Sevgili okuyucular tüm yazdıklarıma rağmen olayı o dönem İstanbul’da Hocaefendi’nin en yakınında, gözü-kulağı, eli-ayağı olan insanlara sordum ve idiayı kesin bir dille yalanladılar…
Hatta birisi beni lisan-ı münasiple “sen Hocaefendi’yi tanımıyormusun böyle bir şey olabilir mi ?” diye ayıpladı.
Böyle saçma sapan bir duruma Hocaefendi yahut avukatlarının açıklama yapması gerekmiyor ama Selçuk Özdağ’ın hedefi olan Çiller ve Soylu açıklama yapabilirler…
Peki, acaba bu iddiaların sebebi ne olabilir ?

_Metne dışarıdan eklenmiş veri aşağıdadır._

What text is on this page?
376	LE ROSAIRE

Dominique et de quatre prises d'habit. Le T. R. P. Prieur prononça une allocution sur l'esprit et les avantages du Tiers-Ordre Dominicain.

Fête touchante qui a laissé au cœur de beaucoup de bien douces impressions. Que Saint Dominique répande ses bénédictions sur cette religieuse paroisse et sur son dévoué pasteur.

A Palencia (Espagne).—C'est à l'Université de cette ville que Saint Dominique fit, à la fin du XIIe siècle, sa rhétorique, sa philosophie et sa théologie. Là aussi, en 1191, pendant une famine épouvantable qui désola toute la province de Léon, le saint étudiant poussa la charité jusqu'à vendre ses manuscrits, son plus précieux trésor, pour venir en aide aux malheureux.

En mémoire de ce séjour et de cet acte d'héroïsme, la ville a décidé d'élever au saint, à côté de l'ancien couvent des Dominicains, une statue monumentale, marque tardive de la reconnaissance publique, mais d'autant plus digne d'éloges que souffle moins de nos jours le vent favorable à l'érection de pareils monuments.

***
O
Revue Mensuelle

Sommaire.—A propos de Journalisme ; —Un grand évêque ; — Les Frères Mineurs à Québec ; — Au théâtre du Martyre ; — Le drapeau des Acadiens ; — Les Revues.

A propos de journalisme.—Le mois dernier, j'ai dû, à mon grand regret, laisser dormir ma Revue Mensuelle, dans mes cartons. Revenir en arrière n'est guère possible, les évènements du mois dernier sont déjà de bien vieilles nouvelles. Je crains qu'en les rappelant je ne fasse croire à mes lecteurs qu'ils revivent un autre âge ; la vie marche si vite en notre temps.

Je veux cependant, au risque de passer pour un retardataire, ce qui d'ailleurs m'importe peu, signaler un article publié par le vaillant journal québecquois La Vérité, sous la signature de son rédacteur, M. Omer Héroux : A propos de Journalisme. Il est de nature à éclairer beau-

Derinler şeytani algı operasyonlarıyla Hizmet Gönüllüleleri’ni “bakın, görün hocanız her şeye karışmış, size en çok zulmeden adama bile referans olmuş” diyerek Hocaefendi’ye karşı cemaatinin itimadını sarsmak, kuvve-i maneviyesini her yönden kırmak istiyorlar herzamanki gibi bu söylenti de tamamen bir algı operasyonudur…
(Burada failler arasında Memduh Dede’yi kastetmiyorum)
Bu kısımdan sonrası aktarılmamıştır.